E) None of the above.
14. A seasonal index number of 1.80 for quarter one of an automobile parts manufacturer suggests
A) Quarter one sales are 80% above the norm.
B) Quarter one sales are 1.80% below the norm.
C) Quarter one sales are 20% below the norm.

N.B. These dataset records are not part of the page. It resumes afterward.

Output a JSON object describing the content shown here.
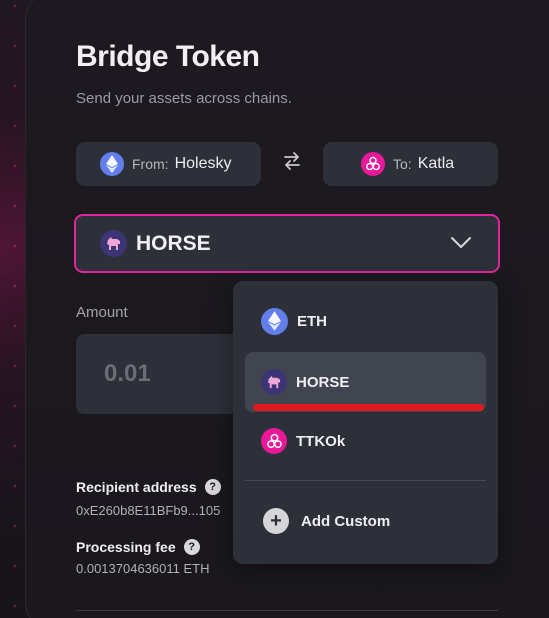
{
  "page": {
    "title": "Bridge Token",
    "subtitle": "Send your assets across chains."
  },
  "chains": {
    "from": {
      "label": "From:",
      "value": "Holesky",
      "icon": "ethereum-icon"
    },
    "to": {
      "label": "To:",
      "value": "Katla",
      "icon": "taiko-icon"
    },
    "swap_icon": "swap-arrows-icon"
  },
  "token_select": {
    "selected": "HORSE",
    "icon": "horse-icon",
    "chevron": "chevron-down-icon"
  },
  "amount": {
    "label": "Amount",
    "placeholder": "0.01"
  },
  "recipient": {
    "label": "Recipient address",
    "value": "0xE260b8E11BFb9...105"
  },
  "fee": {
    "label": "Processing fee",
    "value": "0.0013704636011 ETH"
  },
  "dropdown": {
    "items": [
      {
        "label": "ETH",
        "icon": "ethereum-icon"
      },
      {
        "label": "HORSE",
        "icon": "horse-icon",
        "active": true
      },
      {
        "label": "TTKOk",
        "icon": "taiko-icon"
      }
    ],
    "add_custom": "Add Custom"
  },
  "colors": {
    "accent": "#e0269a",
    "panel": "#2d3039",
    "underline": "#e0191f",
    "eth": "#627eea",
    "taiko": "#e81899",
    "horse_bg": "#3b3576"
  }
}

D) Quarter one sales are 80% below the norm.
E) None of the above.
15. Quarter one sales for a tire manufacturer were $120,000,000. If the quarter one seasonal index was 1.20, what is an estimate of annual sales for this firm?
A) $100,000,000.
B) $144,000,000.
C) $400,000,000.
D) $576,000,000.
E) None of the above.
16. Suppose Nike sales are expected to be 1.2 billion dollars for the year 2005. If the January seasonal index for Nike is .98, what is a reasonable estimate for January 2005 sales revenue?
A) .098 billion.
B) .1 billion.
C) 1.176 billion.
D) 2.18 billion.
Note: The next three questions relate to the following data:
Time Period / Actual Series / Forecast Series / Forecast Error1 / 100 / 100 / 0
2 / 110 / -- / --
3 / 115 / -- / --
17. If a smoothing constant of .3 is used, what is the exponentially smoothed forecast for period 4?
A) 106.6.
B) 103.0.
C) 115.0.
D) 112.6.
E) 104.4.
18. What is the forecast error for period 3?
A) +3.
B) +12.
C) +12.
D) -7.
F) +7.
19. If a three-month moving-average model is used, what is the forecast for period 4?
A) 104.4.
B) 106.6.
C) 107.1.
D) 108.3.
E) 110.2.
20. If the smoothing constant were chosen to be unity, the exponential smoothing model would equal
A) moving average smoothing.
B) Holt's exponential smoothing.
C) the simple naive model.
D) Winter's exponential smoothing.
E) moving average smoothing with a one-year lag.